The amendment allows for contact orders to be sought and granted in cases where the Pursuer or minuter is not entitled to Parental Rights and Responsibilities Orders. This opens the scope for under 16s to seek contact with siblings as well as over 16’s being able to do so without having to seek parental R&Rs. Essentially, the amendment puts beyond doubt the remit of s.11 beyond just parents of the child in question.

6. Factors to be considered before making order

The Children (Scotland) Act 1995 is amended as follows.

(2)In section 11ZA (paramountcy of child’s welfare, and the non-intervention presumption) (which is inserted by section 1(4) of this Act), in subsection (3) after paragraph (e) insert—

“(f) the effect that the order the court is deciding whether or not to make might have on—

(i) the involvement of the child’s parents in bringing the child up, and

(ii) the child’s important relationships with other people.”.

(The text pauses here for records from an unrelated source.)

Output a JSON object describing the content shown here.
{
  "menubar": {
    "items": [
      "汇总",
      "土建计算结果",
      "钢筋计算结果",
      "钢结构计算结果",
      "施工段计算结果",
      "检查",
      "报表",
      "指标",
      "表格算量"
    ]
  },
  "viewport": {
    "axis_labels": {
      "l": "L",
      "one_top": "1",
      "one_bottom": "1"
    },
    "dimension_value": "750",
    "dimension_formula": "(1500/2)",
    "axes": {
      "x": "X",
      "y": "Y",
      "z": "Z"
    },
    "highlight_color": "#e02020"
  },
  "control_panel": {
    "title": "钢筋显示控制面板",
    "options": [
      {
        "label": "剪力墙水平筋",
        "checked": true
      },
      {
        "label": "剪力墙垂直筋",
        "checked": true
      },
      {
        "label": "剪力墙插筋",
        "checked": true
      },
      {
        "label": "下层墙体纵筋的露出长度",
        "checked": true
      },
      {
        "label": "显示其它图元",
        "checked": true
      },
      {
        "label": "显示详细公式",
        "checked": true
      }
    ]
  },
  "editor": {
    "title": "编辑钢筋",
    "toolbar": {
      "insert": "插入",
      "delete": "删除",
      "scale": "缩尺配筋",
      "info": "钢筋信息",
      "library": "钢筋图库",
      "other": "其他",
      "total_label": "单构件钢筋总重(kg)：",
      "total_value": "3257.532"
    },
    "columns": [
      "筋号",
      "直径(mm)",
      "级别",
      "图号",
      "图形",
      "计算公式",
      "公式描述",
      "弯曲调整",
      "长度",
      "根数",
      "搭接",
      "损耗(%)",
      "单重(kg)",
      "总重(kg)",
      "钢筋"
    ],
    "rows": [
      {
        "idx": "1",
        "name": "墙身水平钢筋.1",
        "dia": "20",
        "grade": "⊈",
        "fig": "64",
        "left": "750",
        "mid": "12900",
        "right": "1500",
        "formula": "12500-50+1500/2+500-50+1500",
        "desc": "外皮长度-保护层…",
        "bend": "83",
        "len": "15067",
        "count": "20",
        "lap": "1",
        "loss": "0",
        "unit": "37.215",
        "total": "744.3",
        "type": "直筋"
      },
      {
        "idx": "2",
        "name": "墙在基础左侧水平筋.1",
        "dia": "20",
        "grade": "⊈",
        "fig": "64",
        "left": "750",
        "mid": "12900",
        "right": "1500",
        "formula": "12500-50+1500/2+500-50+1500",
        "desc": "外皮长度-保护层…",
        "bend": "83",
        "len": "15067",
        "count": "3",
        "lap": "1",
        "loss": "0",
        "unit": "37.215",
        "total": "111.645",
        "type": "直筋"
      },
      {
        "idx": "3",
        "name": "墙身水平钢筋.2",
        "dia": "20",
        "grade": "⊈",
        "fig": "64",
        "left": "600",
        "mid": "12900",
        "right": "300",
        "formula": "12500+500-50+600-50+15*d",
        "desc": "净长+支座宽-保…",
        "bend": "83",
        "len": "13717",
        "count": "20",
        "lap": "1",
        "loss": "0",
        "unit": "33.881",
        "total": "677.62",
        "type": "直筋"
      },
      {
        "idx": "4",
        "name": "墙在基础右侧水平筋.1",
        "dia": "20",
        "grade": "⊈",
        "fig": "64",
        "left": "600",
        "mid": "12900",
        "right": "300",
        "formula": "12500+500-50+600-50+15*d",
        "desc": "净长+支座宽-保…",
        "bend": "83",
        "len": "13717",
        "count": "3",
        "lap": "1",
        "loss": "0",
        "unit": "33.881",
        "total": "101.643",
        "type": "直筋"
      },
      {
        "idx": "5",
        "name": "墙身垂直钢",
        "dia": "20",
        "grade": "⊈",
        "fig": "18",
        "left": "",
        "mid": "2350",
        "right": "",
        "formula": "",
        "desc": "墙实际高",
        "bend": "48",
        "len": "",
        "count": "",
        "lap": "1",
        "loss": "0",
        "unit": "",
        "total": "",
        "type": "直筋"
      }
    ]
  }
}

The list of factors, to which section 12 adds (the other factors being those related to protection from abuse, which are currently stated in section 11 (7A) to (7C) of the 1995 Act), is not hierarchical. Nor is it an exhaustive list of the matters the court should take into consideration when making an order under section 11(1) of the 1995 Act. The factors must be considered only as part of all the relevant factors and circumstances arising in each case. Factors other than those specified on the list can be given greater weight when coming to a decision. The paramount consideration remains the welfare of the child.

7. Explaining of decisions to the child

The new s.11E of the 1995 Act gives the court a duty in certain circumstances to explain various decisions in respect of orders under section 11 of the 1995 Act to the child concerned.

A family action may involve a number of Child Welfare Hearings. It would not be necessary for the court to arrange for the decision of every Child Welfare Hearing to be explained, given the terms of section 11E(3)(b). Decisions caught by the provisions would include decisions which establish or amend contact arrangements. If the court decides that a decision should be explained to a child then it can either explain it face to face, electronically or by letter or it can appoint a child welfare reporter.

8. Failure to obey and order

If an order under section 11 of the 1995 Act is not complied with, a person seeking to enforce the order may go back to court. In going back to court, the person may seek a variation of the order or may seek to hold a person in contempt of court for not complying with a court order.

Under section 15(2) of the Contempt of Court Act 1981, where the contempt is dealt with by the sheriff in the course of or in connection with proceedings other than criminal proceedings on indictment, the penalty for contempt is a maximum of three months’ imprisonment or a fine of level 4 on the standard scale (currently £2,500) or both.

When a court is considering whether or not to hold someone in contempt, the standard of proof is beyond reasonable doubt2, as in criminal proceedings. However, any imprisonment ordered by the court is civil imprisonment and the contempt proceedings themselves are not criminal.

The new amendment puts a duty on the Court to “investigate” before any other remedy.

The new section 11F provides that, where the court is made aware that a party has not complied with an order under section 11 of the 1995 Act, then it has a duty to investigate why the order has not been complied with.

Provision is also made so that the court may appoint a child welfare reporter to help investigate why an order has not been complied with. Section 8 of the Bill makes provision for the regulation of child welfare reporters.

The existing options of seeking a variation of an order or seeking to hold someone in contempt of court remain if someone breaches an order.